This one was in the field opposite Wenlock Priory ruins, which interestingly had much to do with sheep rearing in the early Middle Ages. In fact the sale of wool from its flocks was an important source of the Priory’s wealth. And so you may imagine the brotherly fury (even to the point of murderous intent) that was roused  when, in the late 1200s, the then Prior, John de Tycford, engaged in some dirty dabbling in the futures market and sold 7 years’ wool crop in advance and then kept the proceeds.

One monk, William de Broseley was so incensed, he left the Priory and gathered a gang in the woods, all set to ambush and kill the Prior.
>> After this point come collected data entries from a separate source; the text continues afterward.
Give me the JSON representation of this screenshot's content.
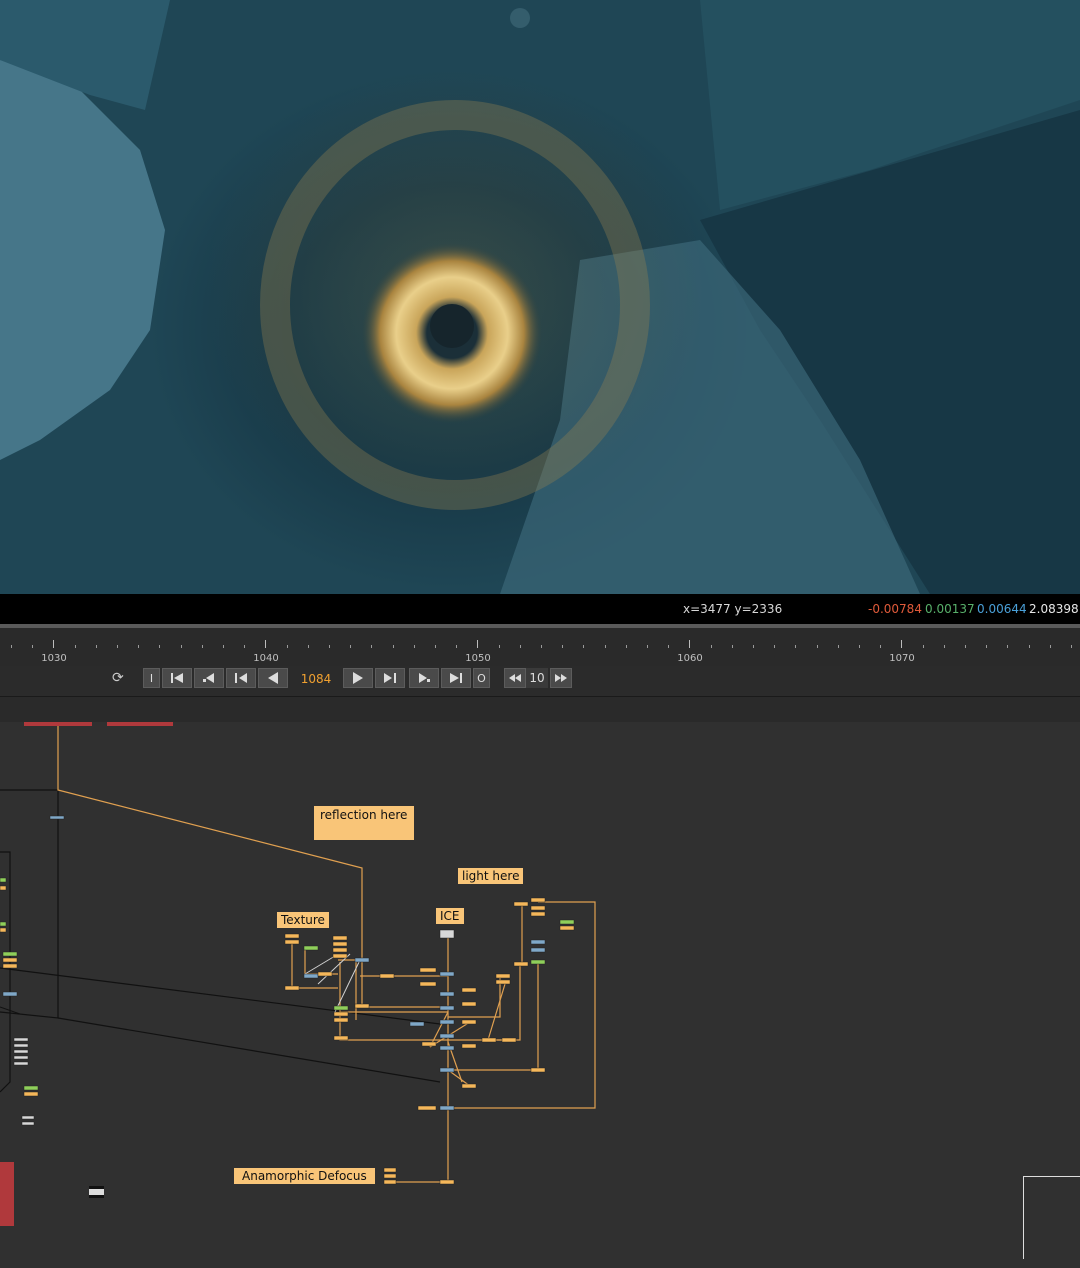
{
  "viewer": {
    "coords": "x=3477 y=2336",
    "pixel_values": {
      "r": "-0.00784",
      "g": "0.00137",
      "b": "0.00644",
      "a": "2.08398"
    },
    "colors": {
      "r": "#e05a3a",
      "g": "#58b06a",
      "b": "#4aa0d8",
      "a": "#e8e8e8"
    }
  },
  "timeline": {
    "tick_labels": [
      "1030",
      "1040",
      "1050",
      "1060",
      "1070"
    ]
  },
  "transport": {
    "loop_icon": "loop-mode-icon",
    "in_point_label": "I",
    "current_frame": "1084",
    "out_point_label": "O",
    "frame_increment": "10"
  },
  "node_graph": {
    "stickies": {
      "reflection": "reflection here",
      "light": "light here",
      "texture": "Texture",
      "ice": "ICE",
      "defocus": "Anamorphic Defocus"
    },
    "colors": {
      "sticky": "#f9c578",
      "node_orange": "#f5b75a",
      "node_green": "#8fcf5a",
      "node_blue": "#7fa8c8",
      "wire": "#e0a050",
      "red_node": "#b0393c"
    }
  }
}
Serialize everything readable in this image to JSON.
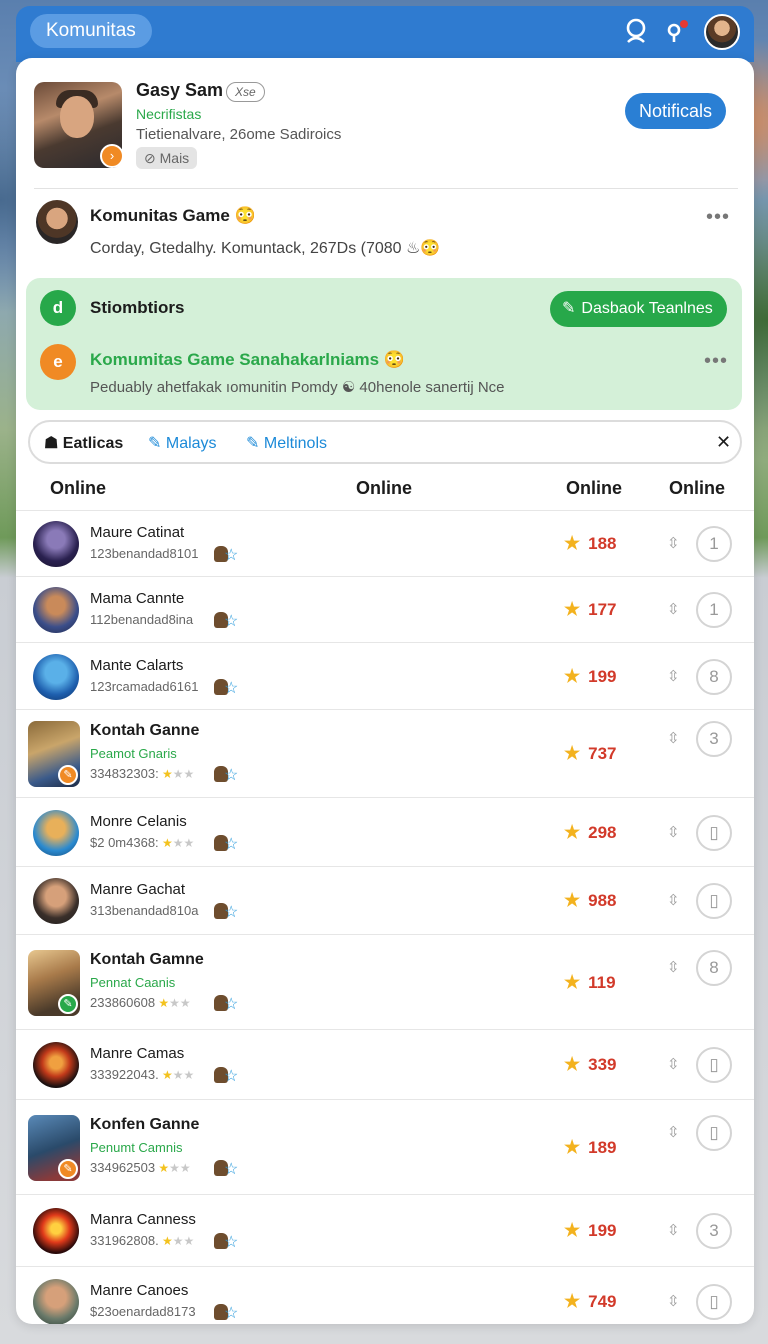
{
  "app": {
    "title": "Komunitas"
  },
  "profile": {
    "name": "Gasy Sam",
    "tag": "Xse",
    "subtitle": "Necrifistas",
    "meta": "Tietienalvare, 26ome Sadiroics",
    "mais_label": "⊘ Mais",
    "notif_button": "Notificals"
  },
  "post": {
    "title": "Komunitas Game 😳",
    "text": "Corday, Gtedalhy. Komuntack, 267Ds (7080 ♨😳"
  },
  "green_panel": {
    "icon1": "d",
    "title": "Stiombtiors",
    "button": "Dasbaok Teanlnes",
    "icon2": "e",
    "sub_title": "Komumitas Game Sanahakarlniams 😳",
    "sub_text": "Peduably ahetfakak ıomunitin Pomdy ☯ 40henole sanertij Nce"
  },
  "filters": {
    "first": "Eatlicas",
    "second": "Malays",
    "third": "Meltinols"
  },
  "columns": [
    "Online",
    "Online",
    "Online",
    "Online"
  ],
  "rows": [
    {
      "name": "Maure Catinat",
      "meta": "123benandad8101",
      "score": "188",
      "circle": "1",
      "style": "plain"
    },
    {
      "name": "Mama Cannte",
      "meta": "112benandad8ina",
      "score": "177",
      "circle": "1",
      "style": "plain"
    },
    {
      "name": "Mante Calarts",
      "meta": "123rcamadad6161",
      "score": "199",
      "circle": "8",
      "style": "plain"
    },
    {
      "name": "Kontah Ganne",
      "sub": "Peamot Gnaris",
      "meta": "334832303:",
      "score": "737",
      "circle": "3",
      "style": "featured"
    },
    {
      "name": "Monre Celanis",
      "meta": "$2 0m4368:",
      "score": "298",
      "circle": "▯",
      "style": "rated"
    },
    {
      "name": "Manre Gachat",
      "meta": "313benandad810a",
      "score": "988",
      "circle": "▯",
      "style": "plain"
    },
    {
      "name": "Kontah Gamne",
      "sub": "Pennat Caanis",
      "meta": "233860608",
      "score": "119",
      "circle": "8",
      "style": "featured"
    },
    {
      "name": "Manre Camas",
      "meta": "333922043.",
      "score": "339",
      "circle": "▯",
      "style": "rated"
    },
    {
      "name": "Konfen Ganne",
      "sub": "Penumt Camnis",
      "meta": "334962503",
      "score": "189",
      "circle": "▯",
      "style": "featured"
    },
    {
      "name": "Manra Canness",
      "meta": "331962808.",
      "score": "199",
      "circle": "3",
      "style": "rated"
    },
    {
      "name": "Manre Canoes",
      "meta": "$23oenardad8173",
      "score": "749",
      "circle": "▯",
      "style": "plain"
    }
  ],
  "colors": {
    "accent": "#2a7fd4",
    "green": "#27a84a",
    "score": "#d23a2a",
    "badge_orange": "#f08a24"
  }
}
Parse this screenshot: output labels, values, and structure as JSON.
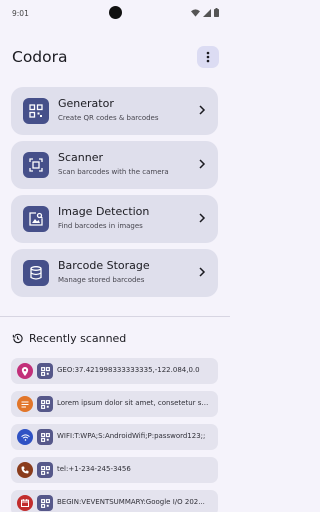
{
  "status": {
    "time": "9:01"
  },
  "app": {
    "title": "Codora",
    "menu_icon": "more-vert-icon"
  },
  "cards": [
    {
      "title": "Generator",
      "subtitle": "Create QR codes & barcodes",
      "icon": "qr-code-icon"
    },
    {
      "title": "Scanner",
      "subtitle": "Scan barcodes with the camera",
      "icon": "scan-icon"
    },
    {
      "title": "Image Detection",
      "subtitle": "Find barcodes in images",
      "icon": "image-search-icon"
    },
    {
      "title": "Barcode Storage",
      "subtitle": "Manage stored barcodes",
      "icon": "database-icon"
    }
  ],
  "recent": {
    "title": "Recently scanned",
    "items": [
      {
        "type": "location",
        "color": "#c2307a",
        "text": "GEO:37.421998333333335,-122.084,0.0"
      },
      {
        "type": "text",
        "color": "#e2762a",
        "text": "Lorem ipsum dolor sit amet, consetetur sa..."
      },
      {
        "type": "wifi",
        "color": "#2f52c4",
        "text": "WIFI:T:WPA;S:AndroidWifi;P:password123;;"
      },
      {
        "type": "phone",
        "color": "#8a3c1c",
        "text": "tel:+1-234-245-3456"
      },
      {
        "type": "calendar",
        "color": "#c22d2d",
        "text": "BEGIN:VEVENTSUMMARY:Google I/O 202..."
      }
    ]
  },
  "colors": {
    "background": "#f5f3fb",
    "card": "#dfdfec",
    "accent": "#46508a",
    "item": "#e4e3ee"
  }
}
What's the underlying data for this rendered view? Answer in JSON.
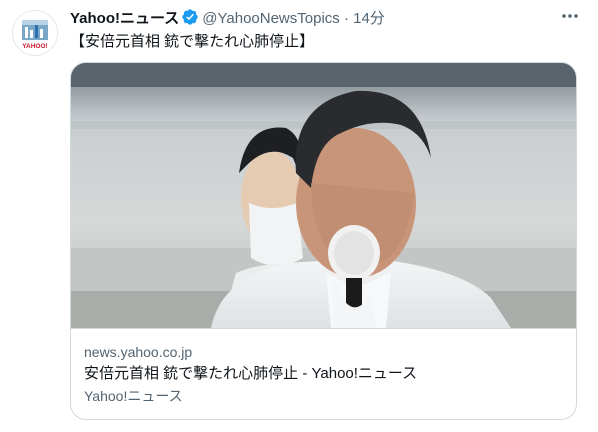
{
  "tweet": {
    "author_name": "Yahoo!ニュース",
    "author_handle": "@YahooNewsTopics",
    "separator": "·",
    "time": "14分",
    "text": "【安倍元首相 銃で撃たれ心肺停止】",
    "more_icon": "more-icon",
    "verified_icon": "verified-badge-icon",
    "verified_color": "#1d9bf0"
  },
  "avatar": {
    "logo_text": "YAHOO!",
    "icon": "yahoo-news-logo"
  },
  "card": {
    "domain": "news.yahoo.co.jp",
    "title": "安倍元首相 銃で撃たれ心肺停止 - Yahoo!ニュース",
    "source": "Yahoo!ニュース"
  }
}
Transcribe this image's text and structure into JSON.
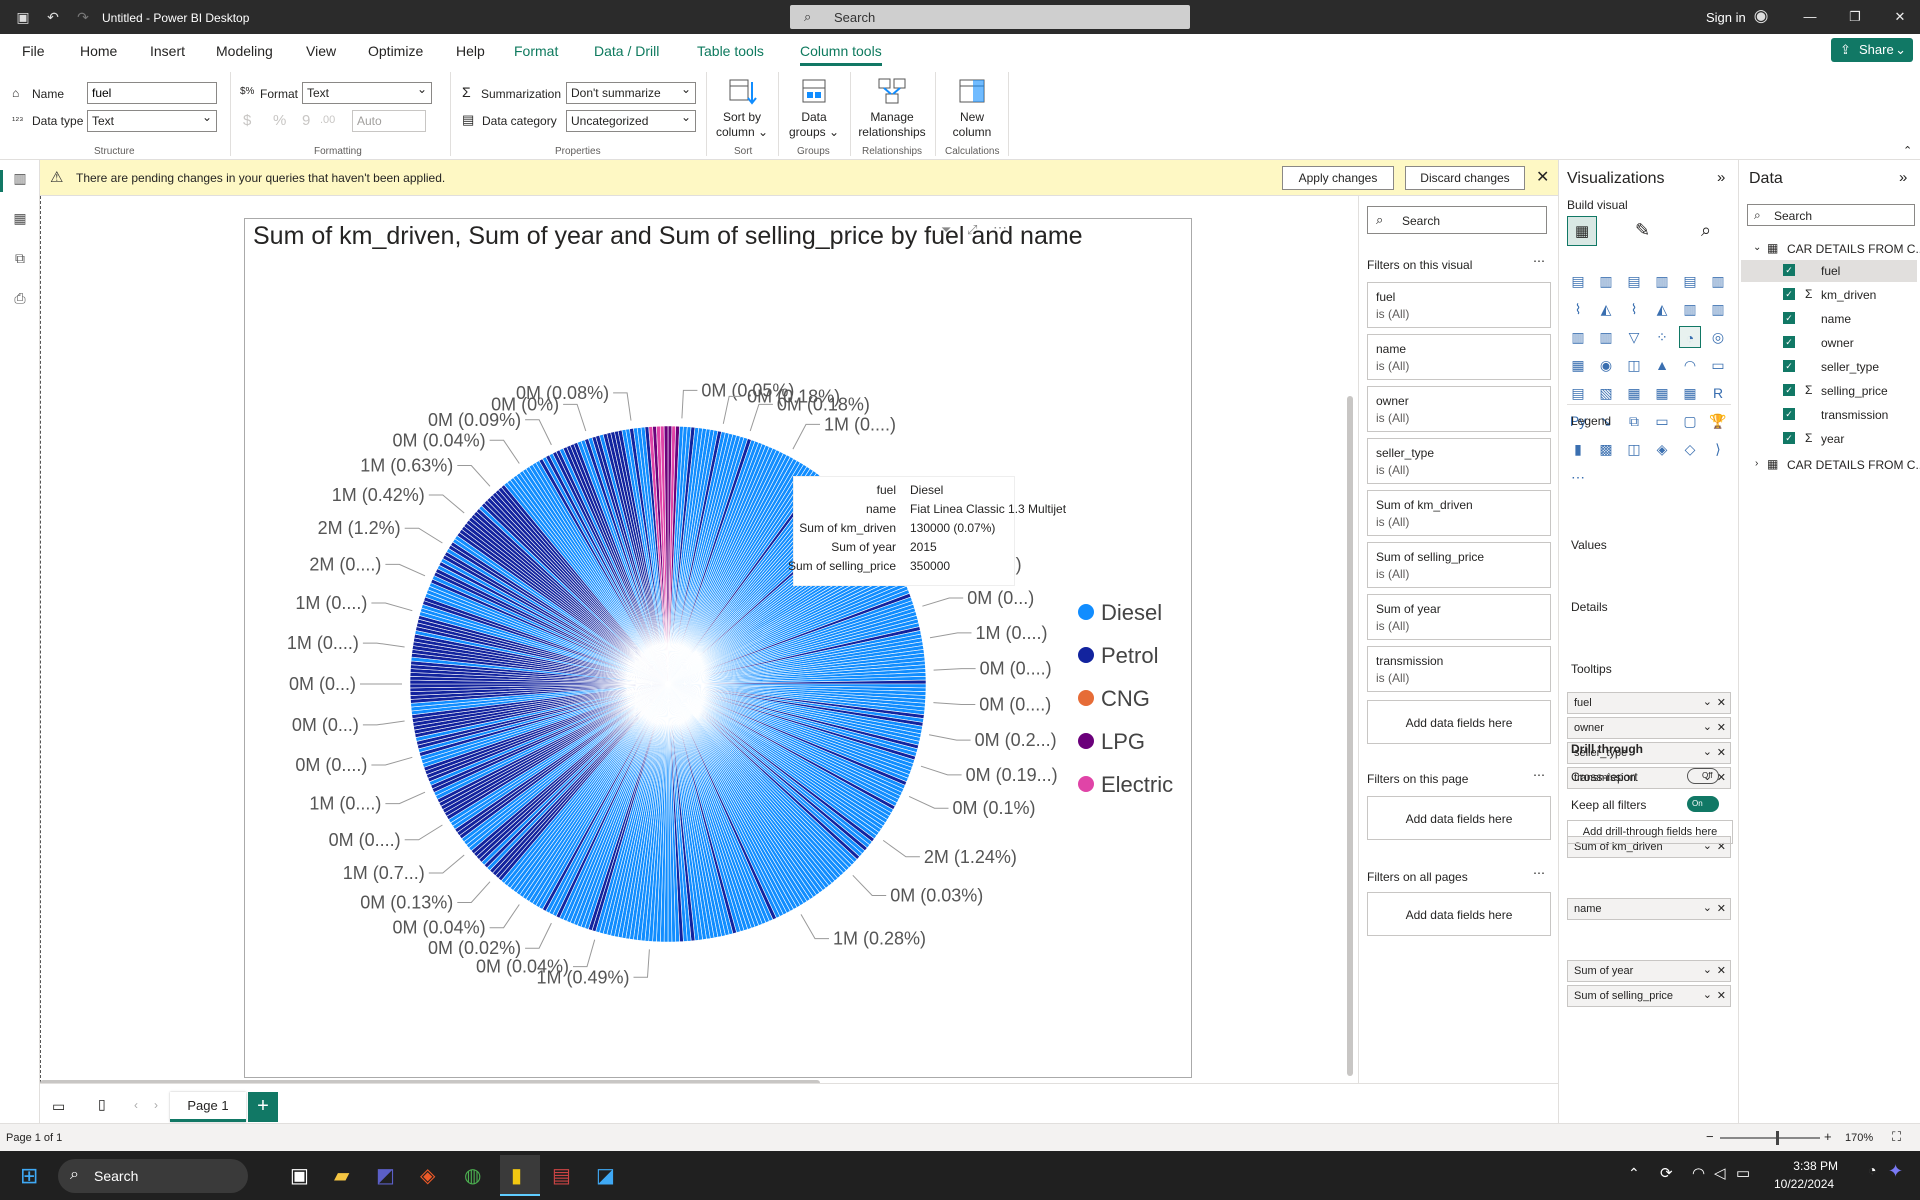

News of this plan did not go down well with the higher authorities, who instructed sheriffs to arrest ‘vagabond monks of the Cluniac order.’ William was duly captured and received his just deserts (not defined by chroniclers, but doubtless deeply unpleasant).

Meanwhile the Prior, who also went in for monastic asset stripping as well as having a history of fraternizing with money-lenders, had friends in a very high place: first King Henry III and then his successor-son, Edward Longshanks, aka Edward I. De Tycford, it seems, was good at political intrigue and had been royally employed on a  diplomatic mission to nearby troublesome Wales. It did not seem to matter that he had run the Priory into debt. When he left Much Wenlock in 1285 it was to take up an appointment  as Prior of Lewes in Sussex, not only another grand Cluniac house, but also a politically sensitive location. The army of Henry III had retreated into the Priory in 1264 during the barons uprising led by Simon de Monfort. This had caused serious division between the monks, many of whom were later punished or banished back to France.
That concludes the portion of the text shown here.